Director of Modern Cultural Heritage Directorate, General Directorate of Antiquities and Cultural Heritage, Hellenic Ministry of Culture & Sports.

Villy was born and grew up in Kalamata, Greece. She got her Bachelor’s Degree in Archaeology from the National and Kapodistrian University of Athens. She got a Master’s Degree in Contemporary History from the National and Kapodistrian University of Athens, on collective memory and management of cultural heritage. She also got a Master’s Degree in Folklore from the National and Kapodistrian University of Athens, on life-stories and gender.

She works in the Hellenic Ministry of Culture and Sports, after graduating from the National School of Public Administration. She has served in various positions since 1996; she is Director of Modern Cultural Heritage since 2014. She has represented the Ministry of Culture in UNESCO, the EU and several bi-lateral or regional meetings as expert in cultural management.

Maria-Daphne Papadopoulou

Head of the Legal Department of the Hellenic Copyright Organization.

Daphne, after becoming a member in the Bar Association in Greece, worked as a fellow researcher in the Law Centre of University of Houston, USA. After that she was employed by international law firms in Germany (Taylor Wessing, PricewaterhouseCoopers Veltins and Simmons & Simmons) dealing with IP issues and new technologies, writing at the same time her Doctoral Thesis on Copyright. Returning to Greece, Daphne has been working as a counsellor at law at the Hellenic Copyright Organization, while at the same time worked as a freelance attorney consulting on copyright and general IP issues. Since May 2017 Daphne is the Head of the legal department of the Hellenic Copyright Organization.
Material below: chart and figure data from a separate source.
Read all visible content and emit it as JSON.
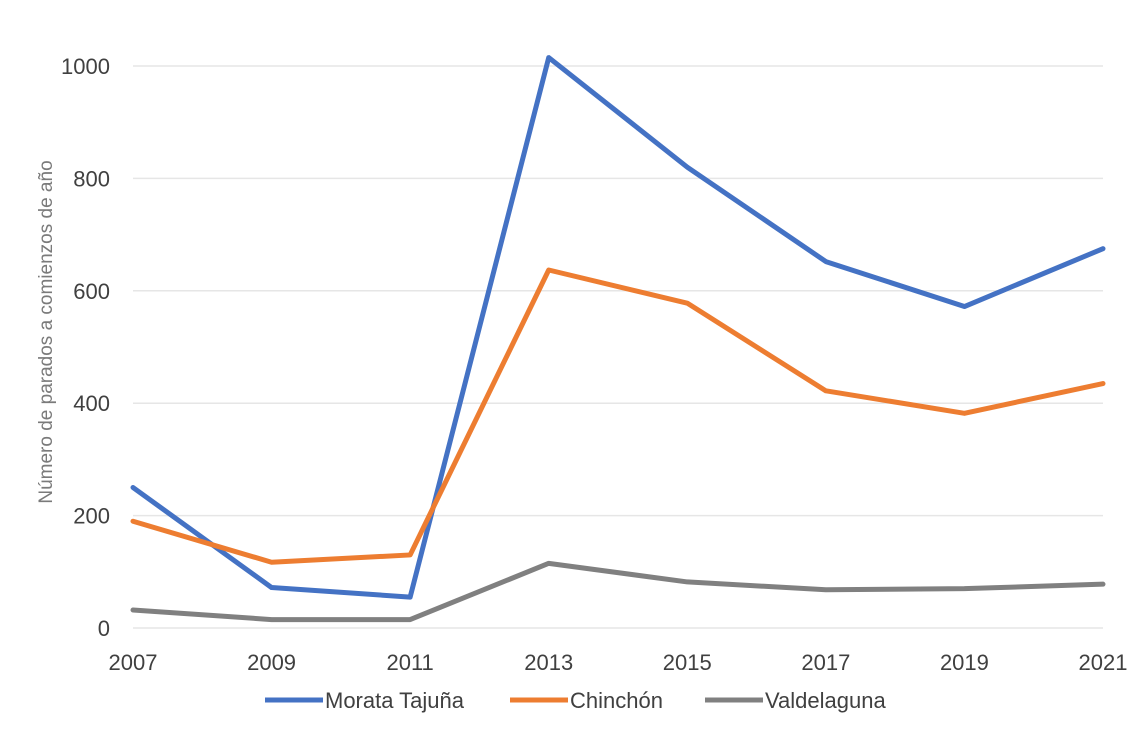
{
  "chart_data": {
    "type": "line",
    "title": "",
    "xlabel": "",
    "ylabel": "Número de parados a comienzos de año",
    "x": [
      2007,
      2009,
      2011,
      2013,
      2015,
      2017,
      2019,
      2021
    ],
    "x_tick_labels": [
      "2007",
      "2009",
      "2011",
      "2013",
      "2015",
      "2017",
      "2019",
      "2021"
    ],
    "y_tick_labels": [
      "0",
      "200",
      "400",
      "600",
      "800",
      "1000"
    ],
    "y_ticks": [
      0,
      200,
      400,
      600,
      800,
      1000
    ],
    "ylim": [
      0,
      1000
    ],
    "grid": true,
    "legend_position": "bottom",
    "series": [
      {
        "name": "Morata Tajuña",
        "color": "#4472c4",
        "values": [
          250,
          72,
          55,
          1015,
          820,
          652,
          572,
          675
        ]
      },
      {
        "name": "Chinchón",
        "color": "#ed7d31",
        "values": [
          190,
          117,
          130,
          637,
          578,
          422,
          382,
          435
        ]
      },
      {
        "name": "Valdelaguna",
        "color": "#808080",
        "values": [
          32,
          15,
          15,
          115,
          82,
          68,
          70,
          78
        ]
      }
    ]
  }
}
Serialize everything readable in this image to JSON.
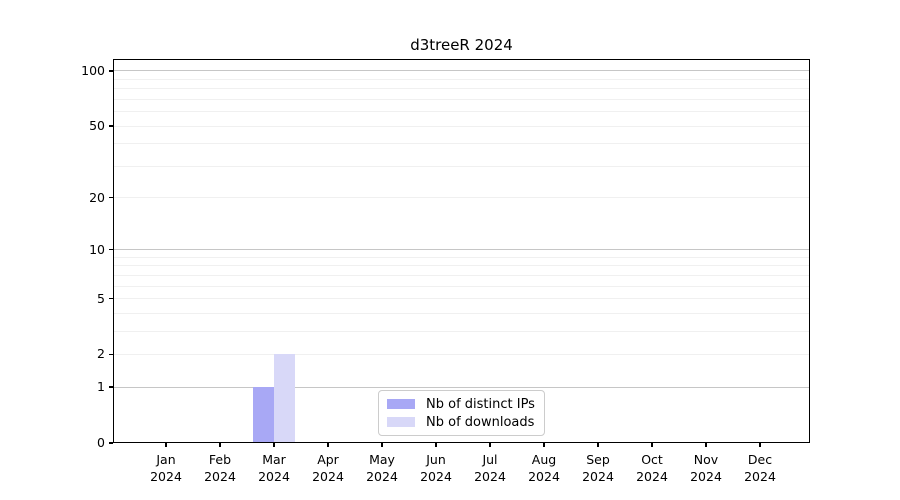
{
  "title": "d3treeR 2024",
  "chart_data": {
    "type": "bar",
    "title": "d3treeR 2024",
    "categories": [
      {
        "month": "Jan",
        "year": "2024"
      },
      {
        "month": "Feb",
        "year": "2024"
      },
      {
        "month": "Mar",
        "year": "2024"
      },
      {
        "month": "Apr",
        "year": "2024"
      },
      {
        "month": "May",
        "year": "2024"
      },
      {
        "month": "Jun",
        "year": "2024"
      },
      {
        "month": "Jul",
        "year": "2024"
      },
      {
        "month": "Aug",
        "year": "2024"
      },
      {
        "month": "Sep",
        "year": "2024"
      },
      {
        "month": "Oct",
        "year": "2024"
      },
      {
        "month": "Nov",
        "year": "2024"
      },
      {
        "month": "Dec",
        "year": "2024"
      }
    ],
    "series": [
      {
        "name": "Nb of distinct IPs",
        "color": "#a8a8f5",
        "values": [
          0,
          0,
          1,
          0,
          0,
          0,
          0,
          0,
          0,
          0,
          0,
          0
        ]
      },
      {
        "name": "Nb of downloads",
        "color": "#d8d8f8",
        "values": [
          0,
          0,
          2,
          0,
          0,
          0,
          0,
          0,
          0,
          0,
          0,
          0
        ]
      }
    ],
    "y_ticks": [
      100,
      50,
      20,
      10,
      5,
      2,
      1,
      0
    ],
    "y_scale": "log1p",
    "ylim": [
      0,
      117
    ],
    "grid": {
      "major_lines": [
        1,
        10,
        100
      ],
      "minor_lines": [
        2,
        3,
        4,
        5,
        6,
        7,
        8,
        9,
        20,
        30,
        40,
        50,
        60,
        70,
        80,
        90
      ]
    },
    "legend_position": "bottom-center-inside",
    "xlabel": "",
    "ylabel": ""
  },
  "colors": {
    "background": "#ffffff",
    "axis": "#000000",
    "major_grid": "#c6c6c6",
    "minor_grid": "#f0f0f0",
    "legend_border": "#cccccc"
  }
}
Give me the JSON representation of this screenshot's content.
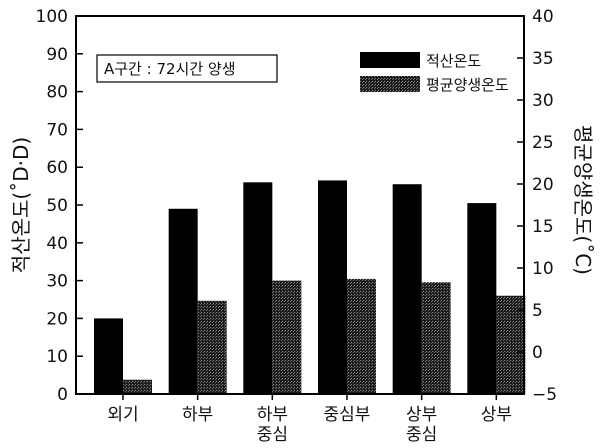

She is a member in many committees and a national expert in groups for copyright and IP. Daphne is an author of numerous contributions in books and articles (in Greek, English and German), has presented many papers in national and international conferences and gives lectures on copyright issues.

Ioanna Tzavara

Cultural Management, Directorate of Modern Cultural Heritage, Hellenic Ministry of Culture & Sports.

Ioanna holds an MA in Cultural Management with a thesis on Ecomuseums.  She works at the Directorate of Modern Cultural Heritage of the Hellenic Ministry of Culture & Sports, at the Department of Intangible Cultural Heritage.  Current professional interests, as part of the Directorate’s activities, include the enrichment of the National Inventory of Intangible Cultural Heritage as well as the elaboration of proposals for UNESCO’s International Lists of ICH.  She is also a member of the task group formed by the Hellenic Ministry of Culture & Sports and the Agriculture University of Athens, in order to give prominence to the intangible cultural aspect of the Greek agricultural heritage.